When they got back, the man in the girlish hat with fluffy balls on the ends of the cords tied under his chin said to the man in the medical mask and the man in the clearly feminine coat that he was surprised that British people who pass you on the walking trails don’t greet you the way people do back in the US. I suspect if he’d come upon three foreigners in similar get-ups in his home state, he might have been a bit reticent, too.

This year was milder, and we did go out for a walk—with our own hats and coats—though not to Box Hill, just around a pond on one of the nearby commons.

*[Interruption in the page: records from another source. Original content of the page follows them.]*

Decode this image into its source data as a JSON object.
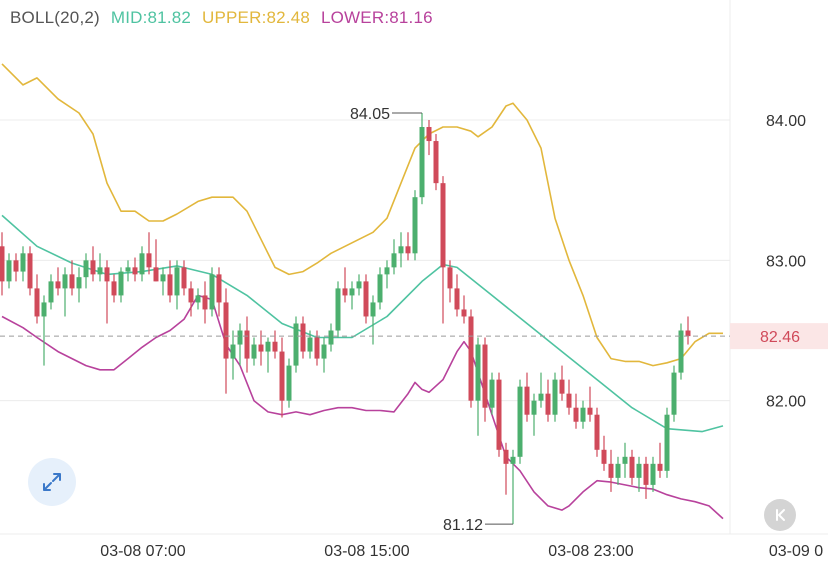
{
  "legend": {
    "name": "BOLL(20,2)",
    "mid_label": "MID:81.82",
    "upper_label": "UPPER:82.48",
    "lower_label": "LOWER:81.16"
  },
  "colors": {
    "up": "#4caf6e",
    "down": "#d04a5a",
    "mid": "#4fc3a1",
    "upper": "#e2b73c",
    "lower": "#b8429c",
    "grid": "#ececec",
    "axis_text": "#333333",
    "price_tag_bg": "#fbe6e6",
    "price_tag_text": "#d04a5a"
  },
  "y_axis": {
    "ticks": [
      "84.00",
      "83.00",
      "82.00"
    ]
  },
  "x_axis": {
    "ticks": [
      "03-08 07:00",
      "03-08 15:00",
      "03-08 23:00",
      "03-09 0"
    ]
  },
  "current_price": "82.46",
  "annotations": {
    "high": "84.05",
    "low": "81.12"
  },
  "chart_data": {
    "type": "candlestick",
    "title": "",
    "legend": [
      "BOLL(20,2)",
      "MID:81.82",
      "UPPER:82.48",
      "LOWER:81.16"
    ],
    "x_ticks": [
      "03-08 07:00",
      "03-08 15:00",
      "03-08 23:00",
      "03-09 0"
    ],
    "y_ticks": [
      84.0,
      83.0,
      82.0
    ],
    "ylim": [
      81.05,
      84.57
    ],
    "current_price": 82.46,
    "high_marker": 84.05,
    "low_marker": 81.12,
    "candles": [
      [
        83.1,
        83.2,
        82.75,
        82.85
      ],
      [
        82.85,
        83.05,
        82.8,
        83.0
      ],
      [
        83.0,
        83.05,
        82.85,
        82.92
      ],
      [
        82.92,
        83.1,
        82.85,
        83.05
      ],
      [
        83.05,
        83.1,
        82.75,
        82.8
      ],
      [
        82.8,
        82.9,
        82.55,
        82.6
      ],
      [
        82.6,
        82.75,
        82.25,
        82.7
      ],
      [
        82.7,
        82.9,
        82.65,
        82.85
      ],
      [
        82.85,
        82.95,
        82.75,
        82.8
      ],
      [
        82.8,
        82.95,
        82.6,
        82.9
      ],
      [
        82.9,
        83.0,
        82.75,
        82.8
      ],
      [
        82.8,
        82.95,
        82.7,
        82.88
      ],
      [
        82.88,
        83.05,
        82.8,
        83.0
      ],
      [
        83.0,
        83.1,
        82.85,
        82.9
      ],
      [
        82.9,
        83.05,
        82.85,
        82.95
      ],
      [
        82.95,
        83.0,
        82.55,
        82.85
      ],
      [
        82.85,
        82.9,
        82.7,
        82.75
      ],
      [
        82.75,
        82.95,
        82.7,
        82.92
      ],
      [
        82.92,
        83.0,
        82.85,
        82.95
      ],
      [
        82.95,
        83.02,
        82.85,
        82.9
      ],
      [
        82.9,
        83.1,
        82.85,
        83.05
      ],
      [
        83.05,
        83.2,
        82.9,
        82.95
      ],
      [
        82.95,
        83.15,
        82.85,
        82.85
      ],
      [
        82.85,
        82.95,
        82.75,
        82.9
      ],
      [
        82.9,
        83.0,
        82.7,
        82.75
      ],
      [
        82.75,
        83.0,
        82.65,
        82.95
      ],
      [
        82.95,
        83.0,
        82.75,
        82.8
      ],
      [
        82.8,
        82.85,
        82.6,
        82.7
      ],
      [
        82.7,
        82.8,
        82.65,
        82.75
      ],
      [
        82.75,
        82.85,
        82.55,
        82.65
      ],
      [
        82.65,
        82.95,
        82.6,
        82.9
      ],
      [
        82.9,
        82.95,
        82.6,
        82.7
      ],
      [
        82.7,
        82.8,
        82.05,
        82.3
      ],
      [
        82.3,
        82.5,
        82.15,
        82.4
      ],
      [
        82.4,
        82.55,
        82.25,
        82.5
      ],
      [
        82.5,
        82.6,
        82.2,
        82.3
      ],
      [
        82.3,
        82.45,
        82.25,
        82.4
      ],
      [
        82.4,
        82.5,
        82.25,
        82.35
      ],
      [
        82.35,
        82.45,
        82.2,
        82.42
      ],
      [
        82.42,
        82.5,
        82.3,
        82.35
      ],
      [
        82.35,
        82.45,
        81.88,
        82.0
      ],
      [
        82.0,
        82.3,
        81.95,
        82.25
      ],
      [
        82.25,
        82.6,
        82.2,
        82.55
      ],
      [
        82.55,
        82.6,
        82.3,
        82.35
      ],
      [
        82.35,
        82.5,
        82.3,
        82.45
      ],
      [
        82.45,
        82.5,
        82.25,
        82.3
      ],
      [
        82.3,
        82.45,
        82.2,
        82.4
      ],
      [
        82.4,
        82.55,
        82.35,
        82.5
      ],
      [
        82.5,
        82.85,
        82.45,
        82.8
      ],
      [
        82.8,
        82.95,
        82.7,
        82.75
      ],
      [
        82.75,
        82.85,
        82.65,
        82.8
      ],
      [
        82.8,
        82.9,
        82.75,
        82.85
      ],
      [
        82.85,
        82.9,
        82.55,
        82.6
      ],
      [
        82.6,
        82.75,
        82.4,
        82.7
      ],
      [
        82.7,
        82.95,
        82.65,
        82.9
      ],
      [
        82.9,
        83.0,
        82.8,
        82.95
      ],
      [
        82.95,
        83.15,
        82.9,
        83.05
      ],
      [
        83.05,
        83.2,
        82.95,
        83.1
      ],
      [
        83.1,
        83.2,
        83.0,
        83.05
      ],
      [
        83.05,
        83.5,
        83.0,
        83.45
      ],
      [
        83.45,
        84.05,
        83.4,
        83.95
      ],
      [
        83.95,
        84.0,
        83.75,
        83.85
      ],
      [
        83.85,
        83.9,
        83.5,
        83.55
      ],
      [
        83.55,
        83.6,
        82.55,
        82.95
      ],
      [
        82.95,
        83.0,
        82.7,
        82.8
      ],
      [
        82.8,
        82.9,
        82.6,
        82.65
      ],
      [
        82.65,
        82.75,
        82.55,
        82.6
      ],
      [
        82.6,
        82.65,
        81.95,
        82.0
      ],
      [
        82.0,
        82.45,
        81.75,
        82.4
      ],
      [
        82.4,
        82.45,
        81.85,
        81.95
      ],
      [
        81.95,
        82.2,
        81.9,
        82.15
      ],
      [
        82.15,
        82.2,
        81.6,
        81.65
      ],
      [
        81.65,
        81.7,
        81.33,
        81.55
      ],
      [
        81.55,
        81.65,
        81.12,
        81.6
      ],
      [
        81.6,
        82.15,
        81.55,
        82.1
      ],
      [
        82.1,
        82.2,
        81.85,
        81.9
      ],
      [
        81.9,
        82.05,
        81.75,
        82.0
      ],
      [
        82.0,
        82.2,
        81.95,
        82.05
      ],
      [
        82.05,
        82.15,
        81.85,
        81.9
      ],
      [
        81.9,
        82.2,
        81.85,
        82.15
      ],
      [
        82.15,
        82.25,
        82.0,
        82.05
      ],
      [
        82.05,
        82.15,
        81.9,
        81.95
      ],
      [
        81.95,
        82.05,
        81.8,
        81.85
      ],
      [
        81.85,
        82.0,
        81.8,
        81.95
      ],
      [
        81.95,
        82.1,
        81.85,
        81.9
      ],
      [
        81.9,
        81.95,
        81.6,
        81.65
      ],
      [
        81.65,
        81.75,
        81.5,
        81.55
      ],
      [
        81.55,
        81.65,
        81.35,
        81.45
      ],
      [
        81.45,
        81.6,
        81.4,
        81.55
      ],
      [
        81.55,
        81.7,
        81.45,
        81.6
      ],
      [
        81.6,
        81.65,
        81.4,
        81.45
      ],
      [
        81.45,
        81.6,
        81.35,
        81.55
      ],
      [
        81.55,
        81.6,
        81.3,
        81.4
      ],
      [
        81.4,
        81.6,
        81.35,
        81.55
      ],
      [
        81.55,
        81.7,
        81.45,
        81.5
      ],
      [
        81.5,
        81.95,
        81.45,
        81.9
      ],
      [
        81.9,
        82.25,
        81.85,
        82.2
      ],
      [
        82.2,
        82.55,
        82.15,
        82.5
      ],
      [
        82.5,
        82.6,
        82.4,
        82.46
      ]
    ],
    "mid": [
      [
        0,
        83.32
      ],
      [
        5,
        83.1
      ],
      [
        10,
        82.98
      ],
      [
        15,
        82.9
      ],
      [
        20,
        82.92
      ],
      [
        25,
        82.96
      ],
      [
        30,
        82.9
      ],
      [
        35,
        82.75
      ],
      [
        40,
        82.55
      ],
      [
        45,
        82.45
      ],
      [
        50,
        82.45
      ],
      [
        55,
        82.6
      ],
      [
        60,
        82.85
      ],
      [
        63,
        82.97
      ],
      [
        65,
        82.95
      ],
      [
        70,
        82.75
      ],
      [
        75,
        82.55
      ],
      [
        80,
        82.35
      ],
      [
        85,
        82.15
      ],
      [
        90,
        81.95
      ],
      [
        95,
        81.8
      ],
      [
        100,
        81.78
      ],
      [
        103,
        81.82
      ]
    ],
    "upper": [
      [
        0,
        84.4
      ],
      [
        3,
        84.25
      ],
      [
        5,
        84.3
      ],
      [
        8,
        84.15
      ],
      [
        11,
        84.05
      ],
      [
        13,
        83.9
      ],
      [
        15,
        83.55
      ],
      [
        17,
        83.35
      ],
      [
        19,
        83.35
      ],
      [
        21,
        83.28
      ],
      [
        23,
        83.28
      ],
      [
        25,
        83.33
      ],
      [
        28,
        83.42
      ],
      [
        30,
        83.45
      ],
      [
        33,
        83.45
      ],
      [
        35,
        83.35
      ],
      [
        37,
        83.15
      ],
      [
        39,
        82.95
      ],
      [
        41,
        82.9
      ],
      [
        43,
        82.92
      ],
      [
        45,
        82.98
      ],
      [
        47,
        83.05
      ],
      [
        49,
        83.1
      ],
      [
        51,
        83.15
      ],
      [
        53,
        83.2
      ],
      [
        55,
        83.3
      ],
      [
        57,
        83.55
      ],
      [
        59,
        83.8
      ],
      [
        61,
        83.9
      ],
      [
        63,
        83.95
      ],
      [
        65,
        83.95
      ],
      [
        67,
        83.92
      ],
      [
        68,
        83.88
      ],
      [
        70,
        83.95
      ],
      [
        72,
        84.1
      ],
      [
        73,
        84.12
      ],
      [
        75,
        84.0
      ],
      [
        77,
        83.8
      ],
      [
        79,
        83.3
      ],
      [
        81,
        83.0
      ],
      [
        83,
        82.75
      ],
      [
        85,
        82.45
      ],
      [
        87,
        82.3
      ],
      [
        89,
        82.28
      ],
      [
        91,
        82.28
      ],
      [
        93,
        82.25
      ],
      [
        95,
        82.27
      ],
      [
        97,
        82.3
      ],
      [
        99,
        82.42
      ],
      [
        101,
        82.48
      ],
      [
        103,
        82.48
      ]
    ],
    "lower": [
      [
        0,
        82.6
      ],
      [
        3,
        82.52
      ],
      [
        5,
        82.45
      ],
      [
        8,
        82.35
      ],
      [
        10,
        82.3
      ],
      [
        12,
        82.25
      ],
      [
        14,
        82.22
      ],
      [
        16,
        82.22
      ],
      [
        18,
        82.3
      ],
      [
        20,
        82.38
      ],
      [
        22,
        82.45
      ],
      [
        24,
        82.5
      ],
      [
        26,
        82.58
      ],
      [
        28,
        82.75
      ],
      [
        30,
        82.72
      ],
      [
        32,
        82.4
      ],
      [
        34,
        82.25
      ],
      [
        36,
        82.0
      ],
      [
        38,
        81.92
      ],
      [
        40,
        81.9
      ],
      [
        42,
        81.92
      ],
      [
        44,
        81.9
      ],
      [
        46,
        81.93
      ],
      [
        48,
        81.95
      ],
      [
        50,
        81.95
      ],
      [
        52,
        81.93
      ],
      [
        54,
        81.93
      ],
      [
        56,
        81.92
      ],
      [
        58,
        82.05
      ],
      [
        59,
        82.13
      ],
      [
        60,
        82.08
      ],
      [
        61,
        82.06
      ],
      [
        63,
        82.15
      ],
      [
        65,
        82.35
      ],
      [
        66,
        82.42
      ],
      [
        67,
        82.35
      ],
      [
        68,
        82.2
      ],
      [
        70,
        81.9
      ],
      [
        72,
        81.6
      ],
      [
        74,
        81.5
      ],
      [
        76,
        81.35
      ],
      [
        78,
        81.25
      ],
      [
        80,
        81.22
      ],
      [
        81,
        81.25
      ],
      [
        83,
        81.35
      ],
      [
        85,
        81.43
      ],
      [
        87,
        81.42
      ],
      [
        89,
        81.4
      ],
      [
        91,
        81.38
      ],
      [
        93,
        81.37
      ],
      [
        95,
        81.33
      ],
      [
        97,
        81.3
      ],
      [
        99,
        81.28
      ],
      [
        101,
        81.25
      ],
      [
        103,
        81.16
      ]
    ]
  }
}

We ran into lots of people happy to greet us and be greeted, most of them walking their dogs. (Those on horseback were past us and gone so fast that there wasn’t time to speak.) I don’t think it was just that the Christmas season had filled people with a glow towards their fellow human beings; I think you’d find the same friendliness there on any other Saturday, too.

But if Boxing Day comes on Saturday, where’s the fun in having a day off? Most people would probably have a free day on Saturday anyway. So some businesses are recognizing today as the holiday, some are closing on Monday, and most seem to be doing both, so that Christmas will stretch to a four-day weekend this year.

No bad thing that, especially for those of us who put on the Christmas dinners. We may not be servants anymore, but we’ve slaved in the kitchen and deserve that extra day off.